Mi hermana miraba el puente que volvía a ser el Puente de Punta Diamante entre asombrada y feliz, con los ojos semicerrados. El puente seguía al fondo, tenaz, y se hacía pequeño porque el pariente había puesto en marcha el auto, pero mi hermana tenía la sensación de que era el puente quien se alejaba, hacia atrás, hasta desaparecer y hacerse nada.

Las risas del habanero y el pariente trajeron de regreso de sus pensamientos a mi hermana. Entre sonoras carcajadas el pariente comentaba su conversación con el ciclista.

—Aquí sí que la botaron. Hicieron el puente en saludo a no sé qué fecha y ahora se está hundiendo…

El pariente siguió su monólogo porque mi hermana y el habanero estaban de vuelta en su beso.

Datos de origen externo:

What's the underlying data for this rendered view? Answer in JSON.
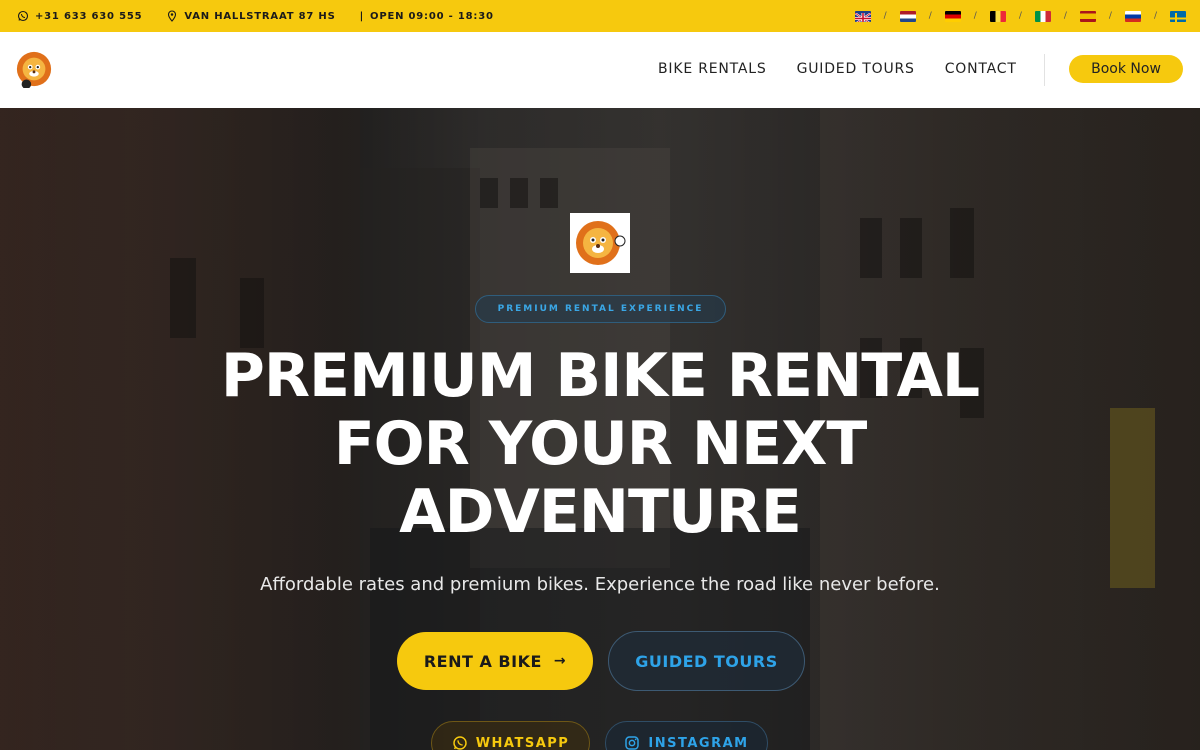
{
  "topbar": {
    "phone": "+31 633 630 555",
    "address": "VAN HALLSTRAAT 87 HS",
    "hours": "OPEN 09:00 - 18:30",
    "hours_sep": "|",
    "flag_sep": "/",
    "flags": [
      "uk-flag-icon",
      "nl-flag-icon",
      "de-flag-icon",
      "be-flag-icon",
      "it-flag-icon",
      "es-flag-icon",
      "ru-flag-icon",
      "se-flag-icon"
    ]
  },
  "nav": {
    "items": [
      "BIKE RENTALS",
      "GUIDED TOURS",
      "CONTACT"
    ],
    "book_label": "Book Now"
  },
  "hero": {
    "badge": "PREMIUM RENTAL EXPERIENCE",
    "headline_line1": "PREMIUM BIKE RENTAL",
    "headline_line2": "FOR YOUR NEXT",
    "headline_line3": "ADVENTURE",
    "subtitle": "Affordable rates and premium bikes. Experience the road like never before.",
    "rent_label": "RENT A BIKE",
    "rent_arrow": "→",
    "tours_label": "GUIDED TOURS",
    "whatsapp_label": "WHATSAPP",
    "instagram_label": "INSTAGRAM"
  },
  "colors": {
    "accent": "#f6c90e",
    "link_blue": "#2ea3e8"
  }
}
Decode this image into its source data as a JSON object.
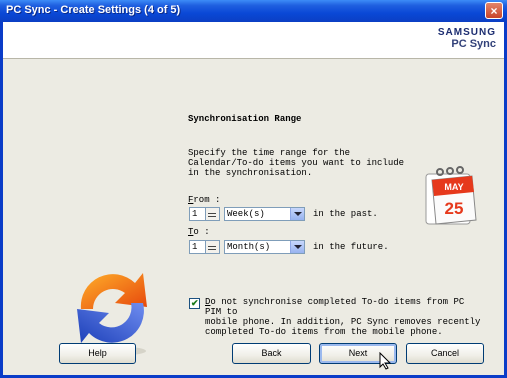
{
  "window": {
    "title": "PC Sync - Create Settings (4 of 5)",
    "close_glyph": "×"
  },
  "brand": {
    "top": "SAMSUNG",
    "bottom": "PC Sync"
  },
  "section": {
    "heading": "Synchronisation Range",
    "description": "Specify the time range for the\nCalendar/To-do items you want to include\nin the synchronisation."
  },
  "from": {
    "label_mnemonic": "F",
    "label_rest": "rom :",
    "number": "1",
    "unit": "Week(s)",
    "suffix": "in the past."
  },
  "to": {
    "label_mnemonic": "T",
    "label_rest": "o :",
    "number": "1",
    "unit": "Month(s)",
    "suffix": "in the future."
  },
  "checkbox": {
    "checked": true,
    "check_glyph": "✔",
    "mnemonic": "D",
    "text": "o not synchronise completed To-do items from PC PIM to\nmobile phone. In addition, PC Sync removes recently\ncompleted To-do items from the mobile phone."
  },
  "calendar_icon": {
    "month": "MAY",
    "day": "25"
  },
  "buttons": {
    "help": "Help",
    "back": "Back",
    "next": "Next",
    "cancel": "Cancel"
  },
  "colors": {
    "titlebar": "#0a48d6",
    "background": "#ecebe3",
    "accent_orange": "#e8580c",
    "accent_blue": "#2a5fd6"
  },
  "icons": [
    "close-icon",
    "sync-arrows-icon",
    "calendar-icon",
    "mouse-cursor-icon",
    "spin-icon",
    "dropdown-arrow-icon"
  ]
}
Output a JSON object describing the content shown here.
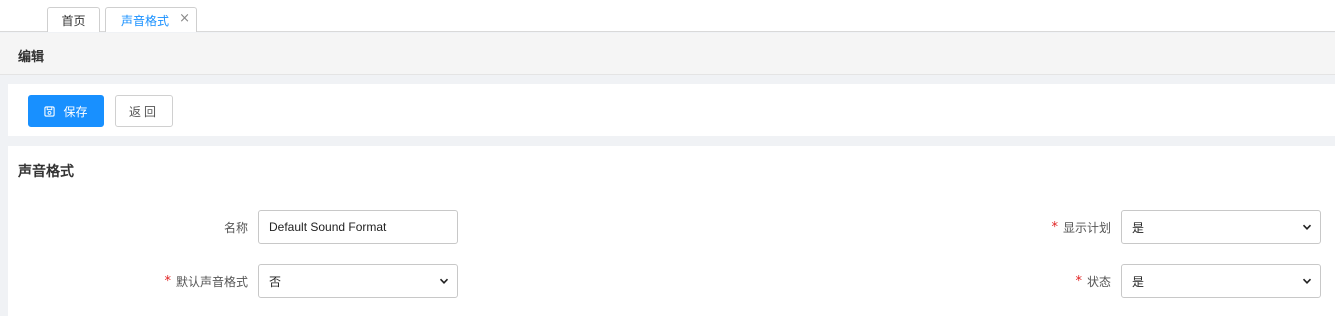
{
  "tabs": [
    {
      "label": "首页"
    },
    {
      "label": "声音格式",
      "close": "×"
    }
  ],
  "header": {
    "title": "编辑"
  },
  "toolbar": {
    "save_label": "保存",
    "back_label": "返回"
  },
  "section": {
    "title": "声音格式"
  },
  "form": {
    "name": {
      "label": "名称",
      "value": "Default Sound Format"
    },
    "default_format": {
      "label": "默认声音格式",
      "required": "*",
      "value": "否"
    },
    "show_plan": {
      "label": "显示计划",
      "required": "*",
      "value": "是"
    },
    "status": {
      "label": "状态",
      "required": "*",
      "value": "是"
    }
  },
  "colors": {
    "accent": "#1890ff",
    "required": "#e02020"
  }
}
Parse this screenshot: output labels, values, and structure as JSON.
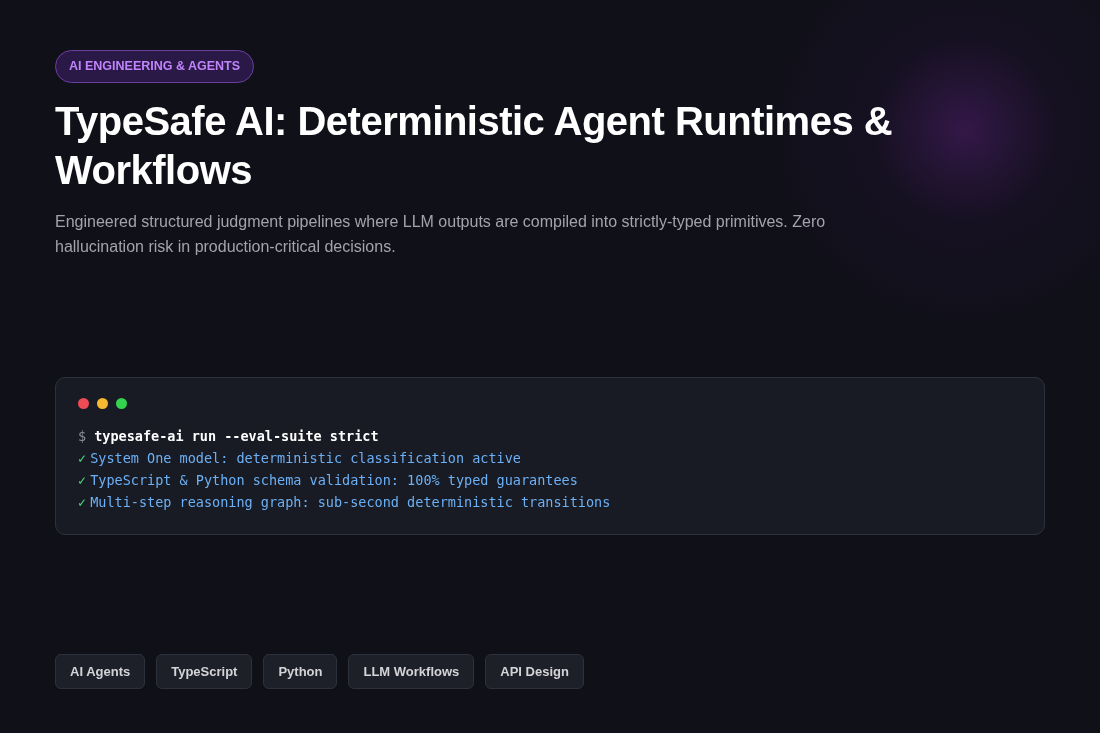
{
  "category": "AI ENGINEERING & AGENTS",
  "title": "TypeSafe AI: Deterministic Agent Runtimes & Workflows",
  "description": "Engineered structured judgment pipelines where LLM outputs are compiled into strictly-typed primitives. Zero hallucination risk in production-critical decisions.",
  "terminal": {
    "lines": [
      {
        "kind": "command",
        "marker": "$",
        "text": "typesafe-ai run --eval-suite strict"
      },
      {
        "kind": "check",
        "marker": "✓",
        "text": "System One model: deterministic classification active"
      },
      {
        "kind": "check",
        "marker": "✓",
        "text": "TypeScript & Python schema validation: 100% typed guarantees"
      },
      {
        "kind": "check",
        "marker": "✓",
        "text": "Multi-step reasoning graph: sub-second deterministic transitions"
      }
    ]
  },
  "tags": [
    "AI Agents",
    "TypeScript",
    "Python",
    "LLM Workflows",
    "API Design"
  ]
}
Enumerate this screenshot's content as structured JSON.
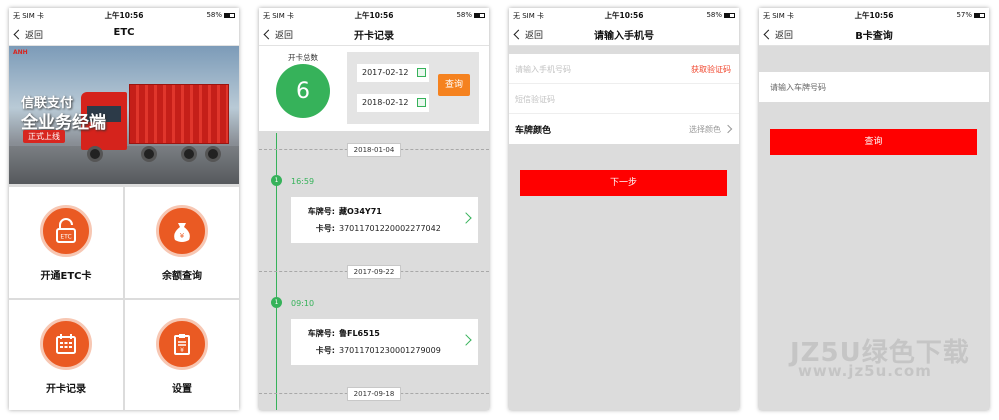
{
  "status": {
    "s1": {
      "carrier": "无 SIM 卡",
      "time": "上午10:56",
      "battery": "58%"
    },
    "s2": {
      "carrier": "无 SIM 卡",
      "time": "上午10:56",
      "battery": "58%"
    },
    "s3": {
      "carrier": "无 SIM 卡",
      "time": "上午10:56",
      "battery": "58%"
    },
    "s4": {
      "carrier": "无 SIM 卡",
      "time": "上午10:56",
      "battery": "57%"
    }
  },
  "back_label": "返回",
  "screen1": {
    "title": "ETC",
    "banner": {
      "logo": "ANH",
      "line1": "信联支付",
      "line2": "全业务经端",
      "badge": "正式上线"
    },
    "tiles": [
      {
        "label": "开通ETC卡",
        "icon": "lock-etc-icon"
      },
      {
        "label": "余额查询",
        "icon": "money-bag-icon"
      },
      {
        "label": "开卡记录",
        "icon": "calendar-icon"
      },
      {
        "label": "设置",
        "icon": "settings-doc-icon"
      }
    ]
  },
  "screen2": {
    "title": "开卡记录",
    "total_label": "开卡总数",
    "total": "6",
    "date_start": "2017-02-12",
    "date_end": "2018-02-12",
    "query_label": "查询",
    "groups": [
      {
        "date": "2018-01-04",
        "time": "16:59",
        "plate_key": "车牌号:",
        "plate": "藏O34Y71",
        "card_key": "卡号:",
        "card": "37011701220002277042"
      },
      {
        "date": "2017-09-22",
        "time": "09:10",
        "plate_key": "车牌号:",
        "plate": "鲁FL6515",
        "card_key": "卡号:",
        "card": "37011701230001279009"
      },
      {
        "date": "2017-09-18"
      }
    ],
    "dot_label": "1"
  },
  "screen3": {
    "title": "请输入手机号",
    "phone_placeholder": "请输入手机号码",
    "get_code": "获取验证码",
    "sms_placeholder": "短信验证码",
    "color_label": "车牌颜色",
    "color_select": "选择颜色",
    "next_button": "下一步"
  },
  "screen4": {
    "title": "B卡查询",
    "plate_placeholder": "请输入车牌号码",
    "query_button": "查询"
  },
  "watermark": {
    "line1": "JZ5U绿色下载",
    "line2": "www.jz5u.com"
  },
  "colors": {
    "accent_orange": "#ea5a23",
    "green": "#36b25a",
    "red_button": "#ff0000",
    "query_orange": "#f5821f"
  }
}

El sol era una mitad de sí mismo sobre las lomas. La tarde caía en la Autopista y casi no había tráfico, las señales eran pobres y el pariente dijo que tenía que ir atento, porque los animales no saben nada de carreteras y lo que recuerdan es que el año pasado por esta fecha había aquí una yerbita jugosa y dulzona que ahora quién sabe a dónde se habrá ido, ni cómo este algo compacto y oscuro nació en su lugar. Hay que ir muy atento, y eso hace el pariente mientras se ríe de su ocurrencia, porque ahorita es de noche y enredarse con un animal a esta hora cuesta un montón de pesos en chapistería, eso si no damos unas cuantas vueltas con las ruedas para arriba. El pariente se estira apoyado en el volante y mi hermana y el habanero se instalan en un beso infinito.